Well, as a bona fide IPCC error spotter, I was indeed informed about the ‘next steps’ 18 months ago. But the process of reversing the green and brown color boxes has not yet been done yet.

Perhaps the IPCC experts have a wicked sense of humor, and their reports are an elaborate practical joke. In that case, the egg’s on my face; I’m so damned credulous.

###


References:

[1] http://www.trust.org/item/20130816133815-ao2wt/?source=hptop

[3] http://www.amazon.com/Delinquent-Teenager-Mistaken-Climate-ebook/dp/B005UEVB8Q

[4] http://www.quadrant.org.au/magazine/issue/2012/3/the-fictive-world-of-rajendra-pachauri

[6] ibid

[8] http://science.time.com/2012/02/20/climate-expert-peter-gleick-admits-deception-in-obtaining-heartland-institute-papers/

[10] https://www.ipcc.ch/pdf/ipcc-principles/ipcc_error_protocol.pdf

==========================================================================

UPDATE: The IPCC responds

(Elevated from a comment)

I’m writing with regard to your posting of 19 August, the story submitted by Tony Thomas, in which you say the IPCC has not yet corrected an error allegation submitted by Tony Thomas.

This is incorrect, and I would like to set out the facts for your readers:

When we received Tony Thomas’s letter of 8 February 2012, we brought it to the attention of the relevant Working Group, and acknowledged it to Tony Thomas.

Under the IPCC’s error protocol, it was determined that there was a typographical error in the Working Group II Summary for Policymakers of the Second Assessment Report (1995). An erratum dated 9 March 2012 was issued and can be found here:

http://www.ipcc.ch/ipccreports/sar/sar_syr_errata.pdf

(You can also find it by going to “Publications and Data” on our website, scrolling down to the Second Assessment Report, and clicking on Errata under “IPCC Second Assessment Full Report”.)

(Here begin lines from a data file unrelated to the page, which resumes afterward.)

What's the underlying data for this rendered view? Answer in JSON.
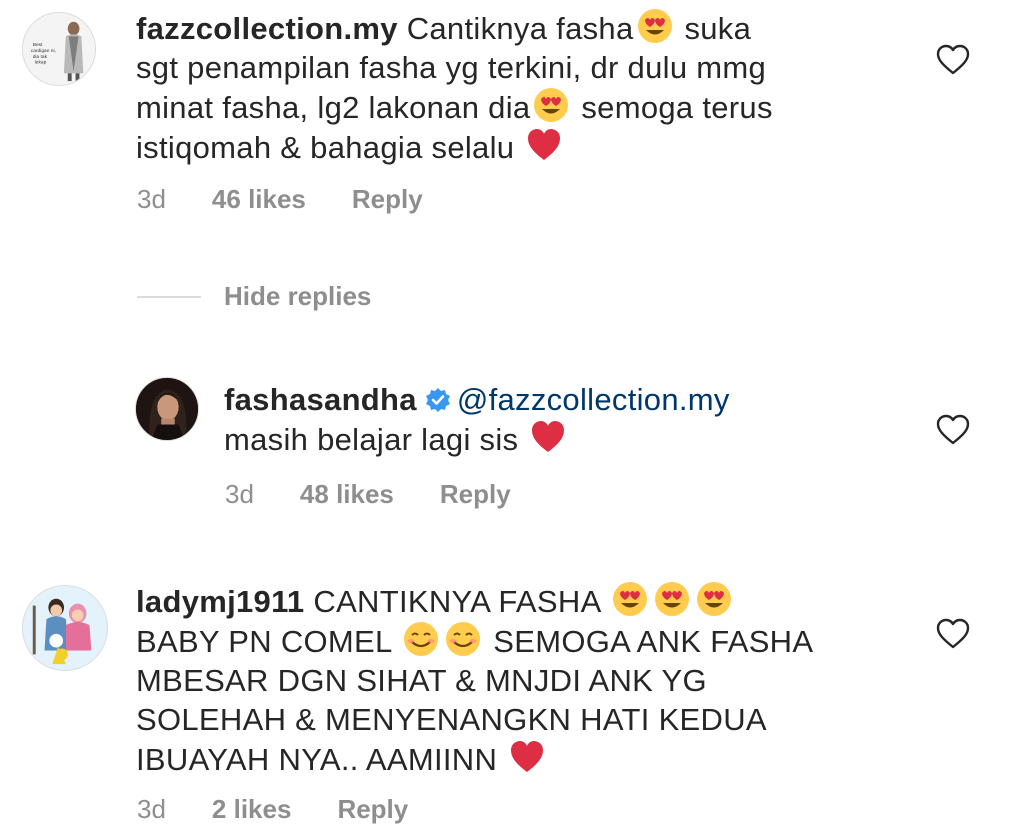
{
  "comments": [
    {
      "username": "fazzcollection.my",
      "line1": "Cantiknya fasha",
      "line1b": "suka",
      "line2": "sgt penampilan fasha yg terkini, dr dulu mmg",
      "line3": "minat fasha, lg2 lakonan dia",
      "line3b": "semoga terus",
      "line4": "istiqomah & bahagia selalu",
      "avatar_text": "\"Best cardigan ni, dia tak lekap\"",
      "time": "3d",
      "likes": "46 likes",
      "reply": "Reply"
    },
    {
      "username": "fashasandha",
      "mention": "@fazzcollection.my",
      "line2": "masih belajar lagi sis",
      "time": "3d",
      "likes": "48 likes",
      "reply": "Reply"
    },
    {
      "username": "ladymj1911",
      "line1": "CANTIKNYA FASHA",
      "line2": "BABY PN COMEL",
      "line2b": "SEMOGA ANK FASHA",
      "line3": "MBESAR DGN SIHAT & MNJDI ANK YG",
      "line4": "SOLEHAH & MENYENANGKN HATI KEDUA",
      "line5": "IBUAYAH NYA.. AAMIINN",
      "time": "3d",
      "likes": "2 likes",
      "reply": "Reply"
    }
  ],
  "hide_replies": "Hide replies",
  "colors": {
    "text": "#262626",
    "muted": "#8e8e8e",
    "mention": "#00376b",
    "verified": "#3897f0",
    "heart_red": "#ed4956"
  },
  "icons": [
    "heart-outline-icon",
    "heart-eyes-emoji",
    "red-heart-emoji",
    "smiling-emoji",
    "verified-badge-icon"
  ]
}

We wrote to Tony Thomas on 20 September 2012, informing him of this. A copy of the email to him is below.

Jonathan Lynn

(Head of Communications, IPCC)

Dear Mr. Tony Thomas,

Further to our email dated February 9, 2012 informing you that we have initiated the process of the IPCC Protocol for Addressing Possible Errors in IPCC Assessment Reports, Synthesis Reports, Special Reports or Methodology Reports, we wish to inform you that IPCC Working Group II completed the analysis of the points in your email of February 8, 2012. On March 8, 2012 the WGII Bureau determined that action was warranted and that the error should be regarded as a typographical error as described in section 2, step 4A of the Protocol. Thank you very much for bringing this to our attention.

Please find attached the SAR Errata, which has been posted on the IPCC website. Also please accept our apologies for this delayed response.

Thank you again for your interest in IPCC,

Yours sincerely,

IPCC Secretariat

UPDATE2: 1:55PM PDT

I replied with this in email, and got a boilerplate thank you, but no answer to my question – Anthony

Dear Mr. Lynn,

I have added your correction to the body of the post, thank you for sending it. This seems like a possible case of the imperfect nature of the Internet causing communications to be lost or trapped in spam filters.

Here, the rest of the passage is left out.